A conservative mindset also underestimates the important role of technology in empowering (and retaining) staff, engaging (and retaining) consumers, creating simplification, and reinforcing brand messaging. The technology you put in front of staff and consumers says a lot about your brand. Why isn’t every retailer’s in-store technology roadmap about replicating the Apple store model? This has become what today’s shoppers expect.

All brands want to appear fresh, dynamic, culturally relevant, and talk-able/sharable. However, many don’t understand that even when it comes to retail technology choices, appearances matter. So, when conservative IT departments insist on sticking with or rolling out legacy POS systems running on oversized terminals that require store servers, what message does that send? Like product design, technology should also be consumer-centric. So, all technology decisions should start with empowering staff and delighting customers, not with checking corporate governance boxes. The key to success is to operate as a multifunctional team, sharing the overall vision and the innovative direction among all team members and agreeing to take decisions with the consumer at the heart.

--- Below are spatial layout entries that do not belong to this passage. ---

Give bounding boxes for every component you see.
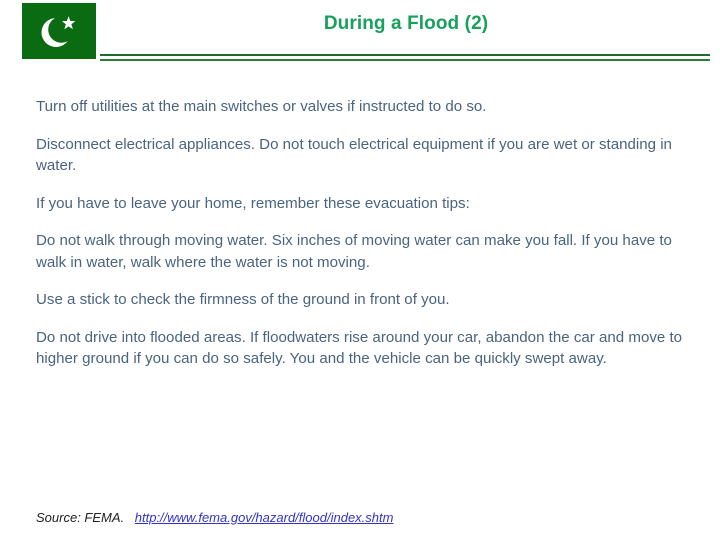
slide-header: During a Flood (2) xyxy=(0,0,720,70)
slide-body: Turn off utilities at the main switches … xyxy=(36,96,686,370)
title-divider xyxy=(100,54,710,61)
source-attribution: Source: FEMA. http://www.fema.gov/hazard… xyxy=(36,510,393,525)
page-title: During a Flood (2) xyxy=(100,13,712,35)
divider-line-lower xyxy=(100,59,710,61)
body-paragraph-3: If you have to leave your home, remember… xyxy=(36,193,686,215)
pakistan-flag-icon xyxy=(22,3,96,59)
source-url-link[interactable]: http://www.fema.gov/hazard/flood/index.s… xyxy=(135,510,394,525)
body-paragraph-4: Do not walk through moving water. Six in… xyxy=(36,230,686,273)
divider-line-upper xyxy=(100,54,710,56)
body-paragraph-2: Disconnect electrical appliances. Do not… xyxy=(36,134,686,177)
slide-canvas: During a Flood (2) Turn off utilities at… xyxy=(0,0,720,540)
body-paragraph-1: Turn off utilities at the main switches … xyxy=(36,96,686,118)
source-label: Source: FEMA. xyxy=(36,510,124,525)
body-paragraph-5: Use a stick to check the firmness of the… xyxy=(36,289,686,311)
body-paragraph-6: Do not drive into flooded areas. If floo… xyxy=(36,327,686,370)
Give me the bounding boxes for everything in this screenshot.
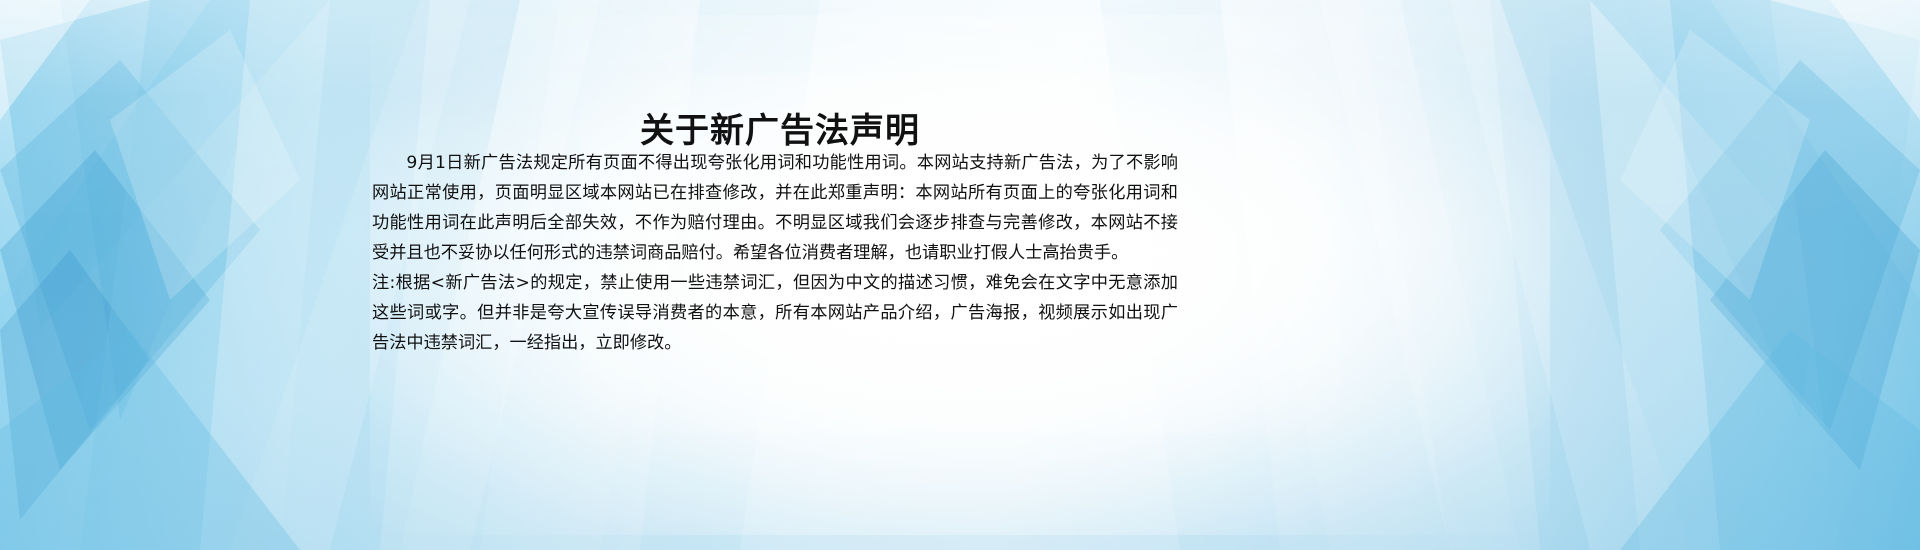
note-paragraph: 注:根据<新广告法>的规定，禁止使用一些违禁词汇，但因为中文的描述习惯，难免会在… [372, 268, 1178, 358]
content-layer: 关于新广告法声明 9月1日新广告法规定所有页面不得出现夸张化用词和功能性用词。本… [0, 0, 1920, 550]
ad-law-statement-banner: 关于新广告法声明 9月1日新广告法规定所有页面不得出现夸张化用词和功能性用词。本… [0, 0, 1920, 550]
page-title: 关于新广告法声明 [0, 111, 1560, 152]
statement-body: 9月1日新广告法规定所有页面不得出现夸张化用词和功能性用词。本网站支持新广告法，… [372, 148, 1178, 358]
statement-paragraph: 9月1日新广告法规定所有页面不得出现夸张化用词和功能性用词。本网站支持新广告法，… [372, 148, 1178, 268]
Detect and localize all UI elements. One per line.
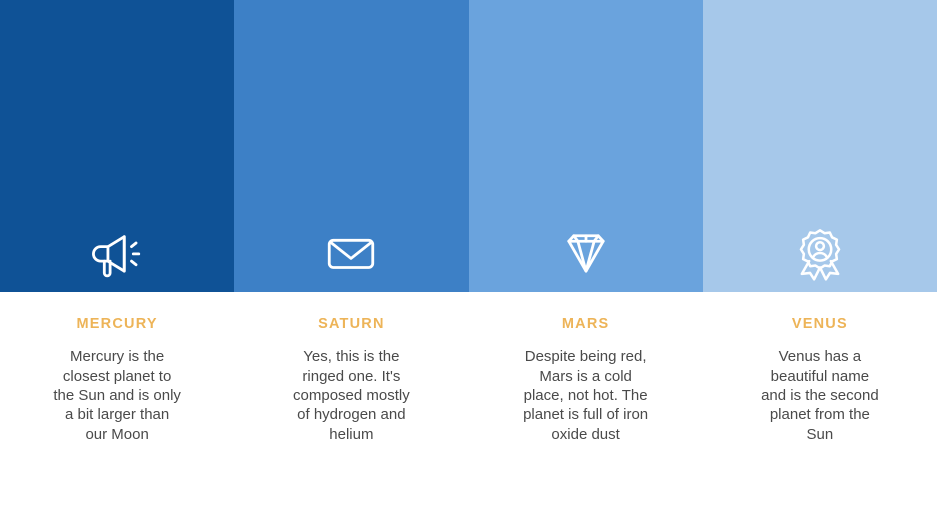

Embrace agile working, test & learn. No decision is forever. Just make sure you can adjust along the way so you can stay aligned with the changing customer needs.

As many before me have said, we retailers need to give people compelling reasons to come to stores. As we spend more time beholden to our devices, human interaction is now more important than ever and is still the primary reason why people go to stores. Investing in in-store technology is investing in the success of our employees, and there's a strong statistical link between employee morale and customer satisfaction. So, ditch the fear of the unknown and stop letting governance and compliance dictate technology choices. Your customers and staff will thank you for it.